La transformation durable franchit une nouvelle étape au sein du secteur public marocain. HEC Paris et l’Université Mohammed VI Polytechnique (UM6P) viennent de lancer un programme certifiant destiné aux entreprises et établissements publics, avec l’ambition d’ancrer les critères environnementaux, sociaux et de gouvernance (ESG) au cœur de leur stratégie et de leur pilotage.

Portée par l’Agence nationale de gestion stratégique des participations de l’État (ANGSPE), cette initiative concerne un portefeuille qui représente une part importante de l’économie nationale. L’objectif est clair : faire de l’ESG non plus un simple exercice de conformité ou de communication, mais un véritable outil de gestion, de performance et de création de valeur.

Le programme intervient dans un contexte où les exigences en matière de durabilité se renforcent rapidement. Les entreprises publiques sont désormais confrontées à de nouvelles attentes en matière de décarbonation, de gouvernance, de transparence, de gestion des risques et de reporting extra-financier. Elles doivent également anticiper les évolutions réglementaires internationales qui impactent directement les exportations, les financements et les investissements.

Structuré autour de douze journées de formation réparties entre Rabat et le campus d’HEC Paris, le parcours abordera les grands enjeux liés au climat, à l’énergie, à la finance durable, aux investissements responsables, aux droits humains, au devoir de vigilance et à la gouvernance publique.

L’une des particularités du programme réside dans sa dimension opérationnelle. Les participants seront formés à transformer les engagements ESG en décisions concrètes : évaluation des risques climatiques, intégration des critères de durabilité dans les investissements, fiabilisation des données extra-financières, prévention du greenwashing ou encore pilotage des indicateurs de performance.

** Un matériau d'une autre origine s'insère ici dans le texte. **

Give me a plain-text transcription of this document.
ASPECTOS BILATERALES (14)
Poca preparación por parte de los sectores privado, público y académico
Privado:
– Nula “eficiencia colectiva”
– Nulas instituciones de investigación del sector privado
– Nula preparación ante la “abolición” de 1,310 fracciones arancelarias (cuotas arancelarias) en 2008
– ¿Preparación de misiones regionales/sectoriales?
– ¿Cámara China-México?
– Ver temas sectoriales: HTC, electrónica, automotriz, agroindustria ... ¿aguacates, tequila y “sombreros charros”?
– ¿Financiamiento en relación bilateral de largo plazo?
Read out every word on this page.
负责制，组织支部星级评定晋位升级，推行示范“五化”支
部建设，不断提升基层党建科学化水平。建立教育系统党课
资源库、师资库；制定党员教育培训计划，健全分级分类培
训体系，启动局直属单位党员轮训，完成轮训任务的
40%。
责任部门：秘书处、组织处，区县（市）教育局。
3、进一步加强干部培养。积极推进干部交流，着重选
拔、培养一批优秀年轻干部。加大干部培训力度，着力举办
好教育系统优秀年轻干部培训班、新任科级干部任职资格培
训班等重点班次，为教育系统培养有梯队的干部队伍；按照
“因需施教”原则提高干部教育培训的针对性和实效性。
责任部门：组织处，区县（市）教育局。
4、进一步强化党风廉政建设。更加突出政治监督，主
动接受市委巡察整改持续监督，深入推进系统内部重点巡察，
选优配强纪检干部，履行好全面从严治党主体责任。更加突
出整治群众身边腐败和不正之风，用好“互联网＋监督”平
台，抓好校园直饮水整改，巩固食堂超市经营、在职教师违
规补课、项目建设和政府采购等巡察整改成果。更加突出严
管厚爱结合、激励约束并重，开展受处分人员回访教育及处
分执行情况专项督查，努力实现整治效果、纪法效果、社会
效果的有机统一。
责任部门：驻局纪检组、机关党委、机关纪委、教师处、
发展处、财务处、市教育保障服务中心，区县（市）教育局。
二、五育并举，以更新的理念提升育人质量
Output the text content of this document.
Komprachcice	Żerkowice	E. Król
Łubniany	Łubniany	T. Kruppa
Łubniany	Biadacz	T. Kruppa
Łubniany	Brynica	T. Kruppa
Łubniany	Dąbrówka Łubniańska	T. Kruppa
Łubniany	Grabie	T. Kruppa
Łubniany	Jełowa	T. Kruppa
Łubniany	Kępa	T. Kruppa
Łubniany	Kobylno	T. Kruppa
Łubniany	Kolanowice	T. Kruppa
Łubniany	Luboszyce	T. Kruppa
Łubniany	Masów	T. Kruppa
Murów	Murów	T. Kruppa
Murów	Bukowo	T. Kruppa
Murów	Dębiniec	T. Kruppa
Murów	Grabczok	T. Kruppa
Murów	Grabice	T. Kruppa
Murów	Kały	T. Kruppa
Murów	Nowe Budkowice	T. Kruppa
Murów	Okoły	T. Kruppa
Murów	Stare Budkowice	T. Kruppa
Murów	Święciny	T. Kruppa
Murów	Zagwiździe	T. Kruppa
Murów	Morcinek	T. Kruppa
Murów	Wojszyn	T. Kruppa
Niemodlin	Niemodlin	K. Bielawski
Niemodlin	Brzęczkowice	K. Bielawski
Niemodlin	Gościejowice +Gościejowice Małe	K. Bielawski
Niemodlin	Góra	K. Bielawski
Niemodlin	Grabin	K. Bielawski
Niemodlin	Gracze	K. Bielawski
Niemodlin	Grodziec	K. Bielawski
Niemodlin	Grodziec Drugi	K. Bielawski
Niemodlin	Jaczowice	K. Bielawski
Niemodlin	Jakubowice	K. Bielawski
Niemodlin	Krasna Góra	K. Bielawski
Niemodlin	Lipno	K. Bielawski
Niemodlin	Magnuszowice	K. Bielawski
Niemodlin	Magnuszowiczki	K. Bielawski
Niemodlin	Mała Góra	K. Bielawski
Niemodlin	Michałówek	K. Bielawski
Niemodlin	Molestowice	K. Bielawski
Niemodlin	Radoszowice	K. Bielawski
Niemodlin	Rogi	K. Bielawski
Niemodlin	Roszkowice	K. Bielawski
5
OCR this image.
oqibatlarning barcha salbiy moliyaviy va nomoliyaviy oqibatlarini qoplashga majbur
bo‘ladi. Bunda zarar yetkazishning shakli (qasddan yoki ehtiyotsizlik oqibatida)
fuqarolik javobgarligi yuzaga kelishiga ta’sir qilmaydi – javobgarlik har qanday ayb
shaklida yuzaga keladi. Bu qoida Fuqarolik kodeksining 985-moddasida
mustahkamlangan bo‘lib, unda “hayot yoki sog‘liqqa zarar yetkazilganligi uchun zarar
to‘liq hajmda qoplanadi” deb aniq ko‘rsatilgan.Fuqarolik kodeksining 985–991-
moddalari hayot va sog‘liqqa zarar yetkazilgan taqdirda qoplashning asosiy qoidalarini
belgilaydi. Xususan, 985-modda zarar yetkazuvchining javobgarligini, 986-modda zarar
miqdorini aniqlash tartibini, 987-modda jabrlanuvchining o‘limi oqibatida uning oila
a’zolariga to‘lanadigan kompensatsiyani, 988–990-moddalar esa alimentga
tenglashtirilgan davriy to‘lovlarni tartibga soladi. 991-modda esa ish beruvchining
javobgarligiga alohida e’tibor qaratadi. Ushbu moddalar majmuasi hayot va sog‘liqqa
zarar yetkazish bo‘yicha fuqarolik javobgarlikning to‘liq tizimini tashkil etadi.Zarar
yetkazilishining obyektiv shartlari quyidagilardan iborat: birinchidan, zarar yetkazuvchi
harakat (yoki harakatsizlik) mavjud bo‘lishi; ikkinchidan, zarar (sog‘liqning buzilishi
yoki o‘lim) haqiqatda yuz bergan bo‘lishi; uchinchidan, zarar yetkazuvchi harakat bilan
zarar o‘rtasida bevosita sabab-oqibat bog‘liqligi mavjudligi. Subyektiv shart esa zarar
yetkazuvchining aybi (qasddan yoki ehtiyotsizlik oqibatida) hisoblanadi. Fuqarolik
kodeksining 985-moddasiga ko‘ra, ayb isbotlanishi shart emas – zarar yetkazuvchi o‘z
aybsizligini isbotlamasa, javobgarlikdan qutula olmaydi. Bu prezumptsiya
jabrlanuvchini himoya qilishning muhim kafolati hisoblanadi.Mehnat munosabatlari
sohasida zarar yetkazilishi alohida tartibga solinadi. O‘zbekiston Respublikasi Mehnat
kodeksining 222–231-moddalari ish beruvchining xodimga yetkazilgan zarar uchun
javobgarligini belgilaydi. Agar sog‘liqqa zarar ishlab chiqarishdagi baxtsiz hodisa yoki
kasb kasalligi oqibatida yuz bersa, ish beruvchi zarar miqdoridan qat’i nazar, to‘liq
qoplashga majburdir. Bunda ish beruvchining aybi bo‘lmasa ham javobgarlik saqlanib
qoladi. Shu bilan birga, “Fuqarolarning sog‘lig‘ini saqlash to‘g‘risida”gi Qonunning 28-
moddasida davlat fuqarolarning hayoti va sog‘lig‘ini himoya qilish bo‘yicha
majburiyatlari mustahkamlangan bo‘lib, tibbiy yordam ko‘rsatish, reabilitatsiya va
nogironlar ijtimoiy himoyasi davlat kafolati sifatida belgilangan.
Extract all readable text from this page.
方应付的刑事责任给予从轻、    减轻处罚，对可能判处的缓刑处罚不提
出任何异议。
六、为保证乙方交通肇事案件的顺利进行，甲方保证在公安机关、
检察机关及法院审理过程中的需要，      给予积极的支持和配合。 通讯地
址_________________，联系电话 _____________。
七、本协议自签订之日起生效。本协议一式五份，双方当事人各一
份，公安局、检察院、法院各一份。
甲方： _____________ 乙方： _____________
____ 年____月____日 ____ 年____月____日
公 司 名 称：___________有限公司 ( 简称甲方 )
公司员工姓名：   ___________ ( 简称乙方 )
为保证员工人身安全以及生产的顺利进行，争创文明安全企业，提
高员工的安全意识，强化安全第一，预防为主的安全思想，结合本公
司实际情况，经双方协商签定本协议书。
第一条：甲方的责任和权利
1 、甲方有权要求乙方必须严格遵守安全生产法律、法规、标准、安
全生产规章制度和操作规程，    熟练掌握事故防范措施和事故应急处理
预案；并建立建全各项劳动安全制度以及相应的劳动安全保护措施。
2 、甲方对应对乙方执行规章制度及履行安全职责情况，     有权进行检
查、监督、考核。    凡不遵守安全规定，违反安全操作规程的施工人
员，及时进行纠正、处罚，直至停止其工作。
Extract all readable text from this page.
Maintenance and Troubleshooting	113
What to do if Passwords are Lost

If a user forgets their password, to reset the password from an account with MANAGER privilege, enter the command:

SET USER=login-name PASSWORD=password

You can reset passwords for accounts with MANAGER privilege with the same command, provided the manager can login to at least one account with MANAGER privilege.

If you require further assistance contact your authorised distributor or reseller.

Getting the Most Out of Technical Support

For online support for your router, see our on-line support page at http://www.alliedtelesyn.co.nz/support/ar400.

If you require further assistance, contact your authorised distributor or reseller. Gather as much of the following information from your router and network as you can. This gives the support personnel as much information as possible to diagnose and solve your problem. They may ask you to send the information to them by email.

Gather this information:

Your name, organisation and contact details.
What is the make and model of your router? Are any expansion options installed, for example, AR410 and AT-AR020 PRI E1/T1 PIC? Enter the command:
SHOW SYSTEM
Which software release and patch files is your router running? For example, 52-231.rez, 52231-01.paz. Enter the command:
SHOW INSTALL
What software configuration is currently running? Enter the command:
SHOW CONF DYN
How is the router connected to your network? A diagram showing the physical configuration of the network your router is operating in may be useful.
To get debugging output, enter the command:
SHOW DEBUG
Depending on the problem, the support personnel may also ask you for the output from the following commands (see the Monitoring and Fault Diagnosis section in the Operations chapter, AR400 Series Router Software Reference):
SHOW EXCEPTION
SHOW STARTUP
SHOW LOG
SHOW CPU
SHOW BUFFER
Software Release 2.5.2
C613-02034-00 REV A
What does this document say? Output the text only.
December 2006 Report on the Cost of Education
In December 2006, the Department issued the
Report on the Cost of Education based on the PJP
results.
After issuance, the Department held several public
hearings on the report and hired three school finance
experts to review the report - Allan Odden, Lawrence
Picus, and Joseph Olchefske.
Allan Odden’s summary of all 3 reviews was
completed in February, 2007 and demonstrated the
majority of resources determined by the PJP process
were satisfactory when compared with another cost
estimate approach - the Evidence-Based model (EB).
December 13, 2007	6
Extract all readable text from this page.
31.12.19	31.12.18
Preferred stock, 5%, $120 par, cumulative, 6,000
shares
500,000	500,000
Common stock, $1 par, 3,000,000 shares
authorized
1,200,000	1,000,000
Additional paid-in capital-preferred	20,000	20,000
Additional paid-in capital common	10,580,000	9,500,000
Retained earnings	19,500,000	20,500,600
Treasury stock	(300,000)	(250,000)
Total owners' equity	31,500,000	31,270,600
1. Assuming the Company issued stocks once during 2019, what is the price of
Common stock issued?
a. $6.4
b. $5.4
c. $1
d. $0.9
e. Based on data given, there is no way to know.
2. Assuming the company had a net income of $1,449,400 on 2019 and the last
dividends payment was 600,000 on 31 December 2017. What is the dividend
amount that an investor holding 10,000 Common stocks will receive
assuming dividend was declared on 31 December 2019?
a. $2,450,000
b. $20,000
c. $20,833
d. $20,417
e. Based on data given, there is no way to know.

Cette démarche s’inscrit dans la stratégie nationale de transition durable. Le Maroc s’est engagé à réduire ses émissions de gaz à effet de serre de 53% à l’horizon 2035 et poursuit son objectif de porter les énergies renouvelables à plus de 52% de la capacité électrique installée. Pour atteindre ces ambitions, le rôle des entreprises publiques apparaît déterminant, notamment dans les secteurs de l’énergie, des infrastructures, des transports ou de l’industrie.

Au-delà de la formation, l’initiative traduit une évolution profonde de la gouvernance économique. Longtemps considérés comme des sujets périphériques, les critères ESG deviennent progressivement des paramètres centraux dans l’évaluation de la performance des organisations. Ils influencent désormais l’accès au financement, la réputation des institutions, l’attractivité des investissements et la capacité à répondre aux attentes des citoyens.

Pour les entreprises publiques marocaines, l’enjeu consiste désormais à passer d’une logique de conformité à une logique de transformation. Dans un environnement économique de plus en plus marqué par les impératifs climatiques, la raréfaction des ressources et les exigences des marchés internationaux, la maîtrise des enjeux ESG devient un facteur de compétitivité autant qu’un levier de résilience.

À travers ce partenariat entre HEC Paris, l’UM6P et l’ANGSPE, le Maroc cherche ainsi à préparer ses décideurs publics aux nouveaux standards de gouvernance durable qui redessinent progressivement les règles de l’économie mondiale.